AUD/JPY takes the bids around 75.20, after marking the intra-day high of 75.29, during early Friday. The pair recently benefited from Australia’s November month Retail Sales and market’s risk recovery.
Australian Retail Sales crossed a 0.4% forecast with an upbeat print of 0.9%. The retail sales growth is highest in eight months and might have benefited from ‘Black Friday’ sales. Earlier during the day, Australia’s December month AiG Performance of Services Index slipped to a five-month low of 48.7 versus 53.7.
Read: Aussie Retail Sales (Nov MoM): +0.9 vs +0.4 expected (AUD bullish)
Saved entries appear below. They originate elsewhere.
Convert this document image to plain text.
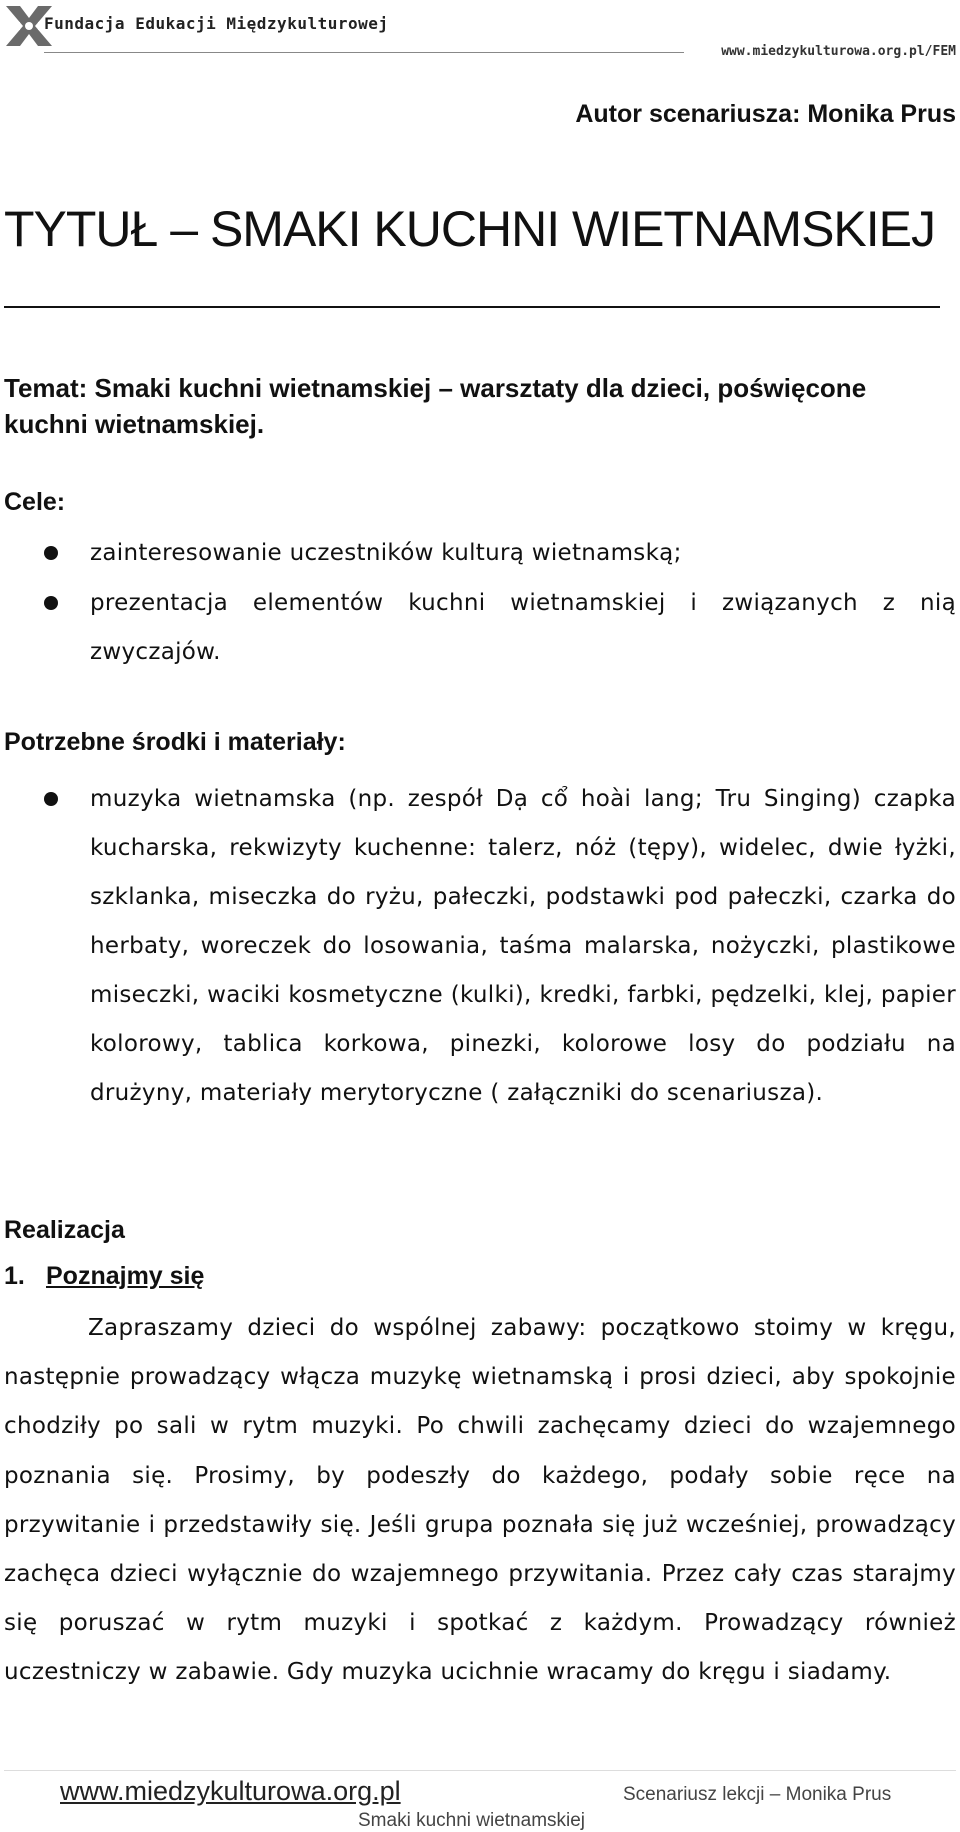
Fundacja Edukacji Międzykulturowej
www.miedzykulturowa.org.pl/FEM
Autor scenariusza: Monika Prus
TYTUŁ – SMAKI KUCHNI WIETNAMSKIEJ
Temat: Smaki kuchni wietnamskiej – warsztaty dla dzieci, poświęcone kuchni wietnamskiej.
Cele:
zainteresowanie uczestników kulturą wietnamską;
prezentacja elementów kuchni wietnamskiej i związanych z nią zwyczajów.
Potrzebne środki i materiały:
muzyka wietnamska (np. zespół Dạ cổ hoài lang; Tru Singing) czapka kucharska, rekwizyty kuchenne: talerz, nóż (tępy), widelec, dwie łyżki, szklanka, miseczka do ryżu, pałeczki, podstawki pod pałeczki, czarka do herbaty, woreczek do losowania, taśma malarska, nożyczki, plastikowe miseczki, waciki kosmetyczne (kulki), kredki, farbki, pędzelki, klej, papier kolorowy, tablica korkowa, pinezki, kolorowe losy do podziału na drużyny, materiały merytoryczne ( załączniki do scenariusza).
Realizacja
1. Poznajmy się
Zapraszamy dzieci do wspólnej zabawy: początkowo stoimy w kręgu, następnie prowadzący włącza muzykę wietnamską i prosi dzieci, aby spokojnie chodziły po sali w rytm muzyki. Po chwili zachęcamy dzieci do wzajemnego poznania się. Prosimy, by podeszły do każdego, podały sobie ręce na przywitanie i przedstawiły się. Jeśli grupa poznała się już wcześniej, prowadzący zachęca dzieci wyłącznie do wzajemnego przywitania. Przez cały czas starajmy się poruszać w rytm muzyki i spotkać z każdym. Prowadzący również uczestniczy w zabawie. Gdy muzyka ucichnie wracamy do kręgu i siadamy.
www.miedzykulturowa.org.pl	Scenariusz lekcji – Monika Prus
Smaki kuchni wietnamskiej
The market’s risk sentiment has also contributed to the pair’s run-up. There have been mixed clues about the US-Iran issue, not to forget the fresh signs of Iraq-Syria fight near the border. Even so, the market’s risk tone seems to have recovered with the US 10-year treasury yields rising to 1.86% with the S&P 500 Futures registering 0.15% profits to 3,281.
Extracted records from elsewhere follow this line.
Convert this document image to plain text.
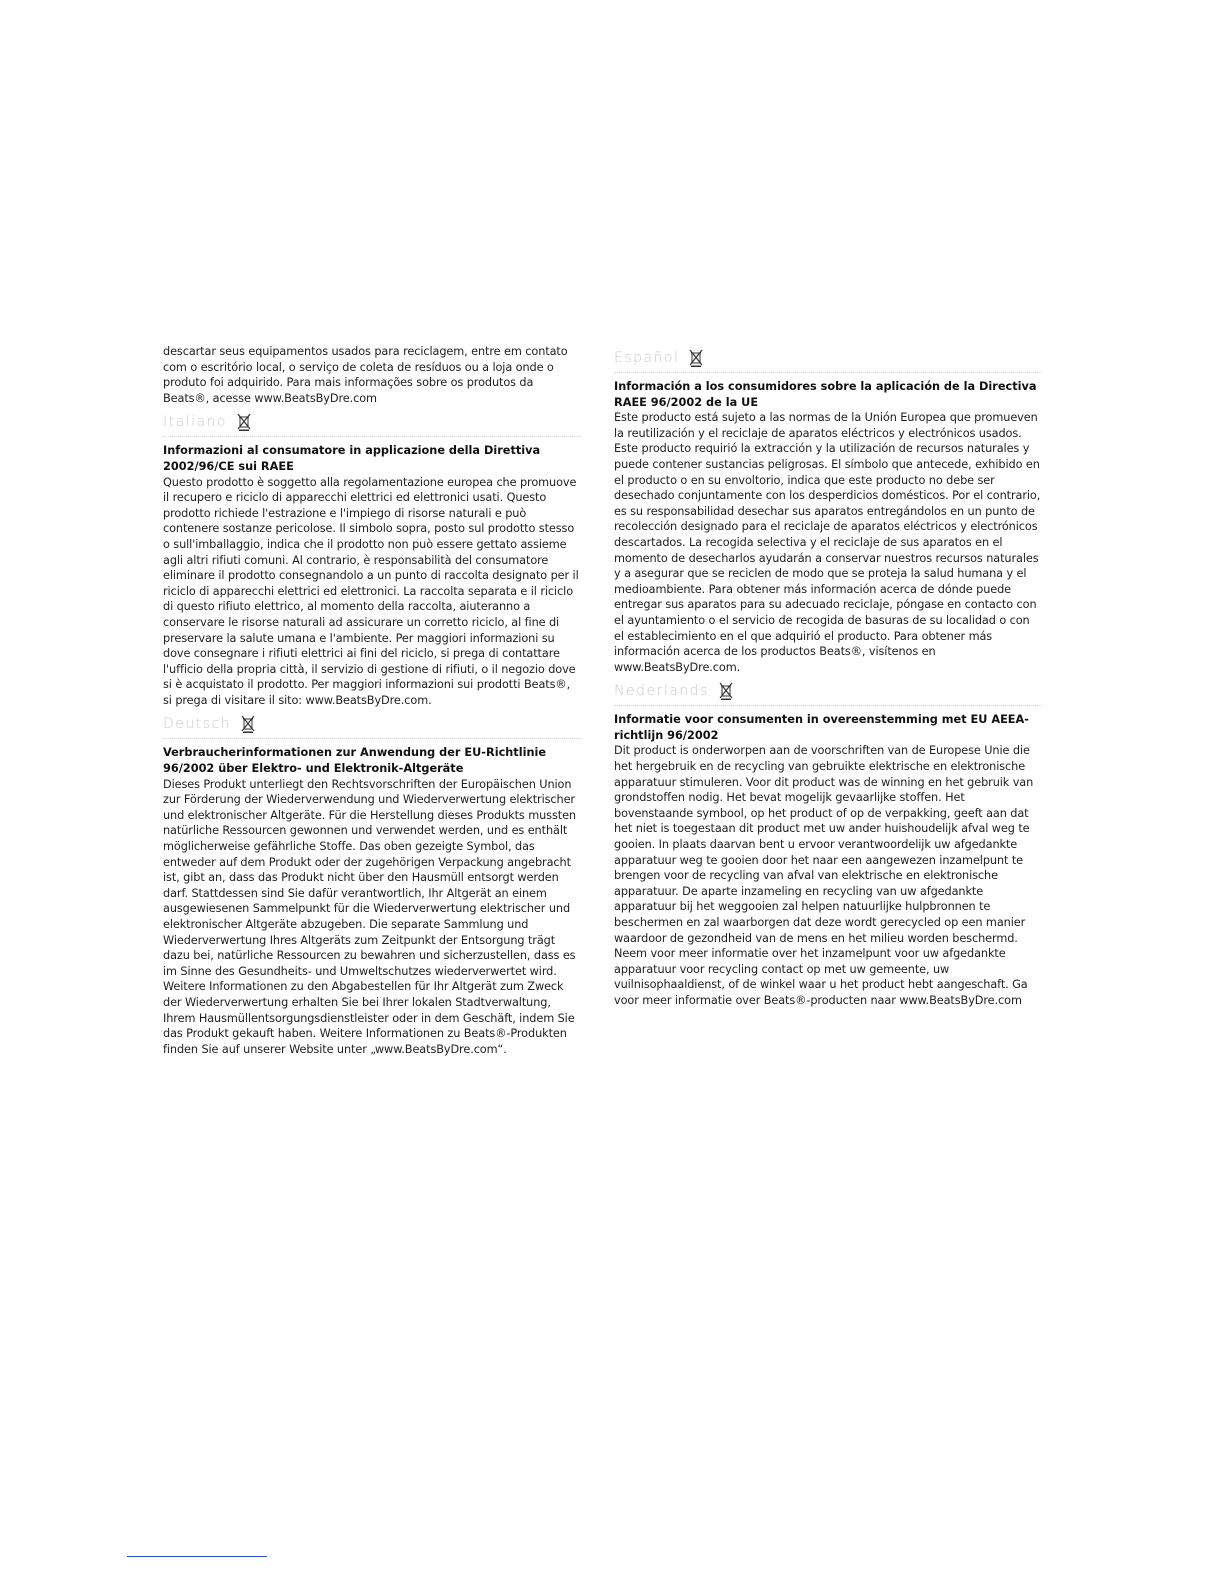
descartar seus equipamentos usados para reciclagem, entre em contato com o escritório local, o serviço de coleta de resíduos ou a loja onde o produto foi adquirido. Para mais informações sobre os produtos da Beats®, acesse www.BeatsByDre.com

Italiano

Informazioni al consumatore in applicazione della Direttiva 2002/96/CE sui RAEE

Questo prodotto è soggetto alla regolamentazione europea che promuove il recupero e riciclo di apparecchi elettrici ed elettronici usati. Questo prodotto richiede l'estrazione e l'impiego di risorse naturali e può contenere sostanze pericolose. Il simbolo sopra, posto sul prodotto stesso o sull'imballaggio, indica che il prodotto non può essere gettato assieme agli altri rifiuti comuni. Al contrario, è responsabilità del consumatore eliminare il prodotto consegnandolo a un punto di raccolta designato per il riciclo di apparecchi elettrici ed elettronici. La raccolta separata e il riciclo di questo rifiuto elettrico, al momento della raccolta, aiuteranno a conservare le risorse naturali ad assicurare un corretto riciclo, al fine di preservare la salute umana e l'ambiente. Per maggiori informazioni su dove consegnare i rifiuti elettrici ai fini del riciclo, si prega di contattare l'ufficio della propria città, il servizio di gestione di rifiuti, o il negozio dove si è acquistato il prodotto. Per maggiori informazioni sui prodotti Beats®, si prega di visitare il sito: www.BeatsByDre.com.

Deutsch

Verbraucherinformationen zur Anwendung der EU-Richtlinie 96/2002 über Elektro- und Elektronik-Altgeräte

Dieses Produkt unterliegt den Rechtsvorschriften der Europäischen Union zur Förderung der Wiederverwendung und Wiederverwertung elektrischer und elektronischer Altgeräte. Für die Herstellung dieses Produkts mussten natürliche Ressourcen gewonnen und verwendet werden, und es enthält möglicherweise gefährliche Stoffe. Das oben gezeigte Symbol, das entweder auf dem Produkt oder der zugehörigen Verpackung angebracht ist, gibt an, dass das Produkt nicht über den Hausmüll entsorgt werden darf. Stattdessen sind Sie dafür verantwortlich, Ihr Altgerät an einem ausgewiesenen Sammelpunkt für die Wiederverwertung elektrischer und elektronischer Altgeräte abzugeben. Die separate Sammlung und Wiederverwertung Ihres Altgeräts zum Zeitpunkt der Entsorgung trägt dazu bei, natürliche Ressourcen zu bewahren und sicherzustellen, dass es im Sinne des Gesundheits- und Umweltschutzes wiederverwertet wird. Weitere Informationen zu den Abgabestellen für Ihr Altgerät zum Zweck der Wiederverwertung erhalten Sie bei Ihrer lokalen Stadtverwaltung, Ihrem Hausmüllentsorgungsdienstleister oder in dem Geschäft, indem Sie das Produkt gekauft haben. Weitere Informationen zu Beats®-Produkten finden Sie auf unserer Website unter „www.BeatsByDre.com“.

Español

Información a los consumidores sobre la aplicación de la Directiva RAEE 96/2002 de la UE

Este producto está sujeto a las normas de la Unión Europea que promueven la reutilización y el reciclaje de aparatos eléctricos y electrónicos usados. Este producto requirió la extracción y la utilización de recursos naturales y puede contener sustancias peligrosas. El símbolo que antecede, exhibido en el producto o en su envoltorio, indica que este producto no debe ser desechado conjuntamente con los desperdicios domésticos. Por el contrario, es su responsabilidad desechar sus aparatos entregándolos en un punto de recolección designado para el reciclaje de aparatos eléctricos y electrónicos descartados. La recogida selectiva y el reciclaje de sus aparatos en el momento de desecharlos ayudarán a conservar nuestros recursos naturales y a asegurar que se reciclen de modo que se proteja la salud humana y el medioambiente. Para obtener más información acerca de dónde puede entregar sus aparatos para su adecuado reciclaje, póngase en contacto con el ayuntamiento o el servicio de recogida de basuras de su localidad o con el establecimiento en el que adquirió el producto. Para obtener más información acerca de los productos Beats®, visítenos en www.BeatsByDre.com.

Nederlands

Informatie voor consumenten in overeenstemming met EU AEEA-richtlijn 96/2002

Dit product is onderworpen aan de voorschriften van de Europese Unie die het hergebruik en de recycling van gebruikte elektrische en elektronische apparatuur stimuleren. Voor dit product was de winning en het gebruik van grondstoffen nodig. Het bevat mogelijk gevaarlijke stoffen. Het bovenstaande symbool, op het product of op de verpakking, geeft aan dat het niet is toegestaan dit product met uw ander huishoudelijk afval weg te gooien. In plaats daarvan bent u ervoor verantwoordelijk uw afgedankte apparatuur weg te gooien door het naar een aangewezen inzamelpunt te brengen voor de recycling van afval van elektrische en elektronische apparatuur. De aparte inzameling en recycling van uw afgedankte apparatuur bij het weggooien zal helpen natuurlijke hulpbronnen te beschermen en zal waarborgen dat deze wordt gerecycled op een manier waardoor de gezondheid van de mens en het milieu worden beschermd. Neem voor meer informatie over het inzamelpunt voor uw afgedankte apparatuur voor recycling contact op met uw gemeente, uw vuilnisophaaldienst, of de winkel waar u het product hebt aangeschaft. Ga voor meer informatie over Beats®-producten naar www.BeatsByDre.com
The US President is now using the global push to investigate Iran’s hand behind the Ukrainian flight crash. However, the US lawmakers’ efforts to limit the Republican leader’s power to use the military against Iran further tame the risk of war.
The US-China phase-one trade deal is near to signing in a ceremony on January 15 but US President Trump prefers waiting for the election outcome before signing the phase-two deal. Also challenging to the risk sentiment could be an expectedly tough start to the phase-two deal negotiations that are likely to start soon.
Having witnessed the upbeat outcome of the Aussie data, markets will now observe Japan’s Preliminary reading of November month Leading Economic Index, expected 90.6 versus 91.6, for immediate direction. Though, major attention will be given to trade/political headlines concerning the current risk-sensitive environment.
21-day SMA near 75.55 limits the pair’s immediate upside ahead of 76.00 and late-December tops near 76.60. On the downside, a 200-day SMA level of 74.85 holds the key to pair’s declines towards December month low near 73.80.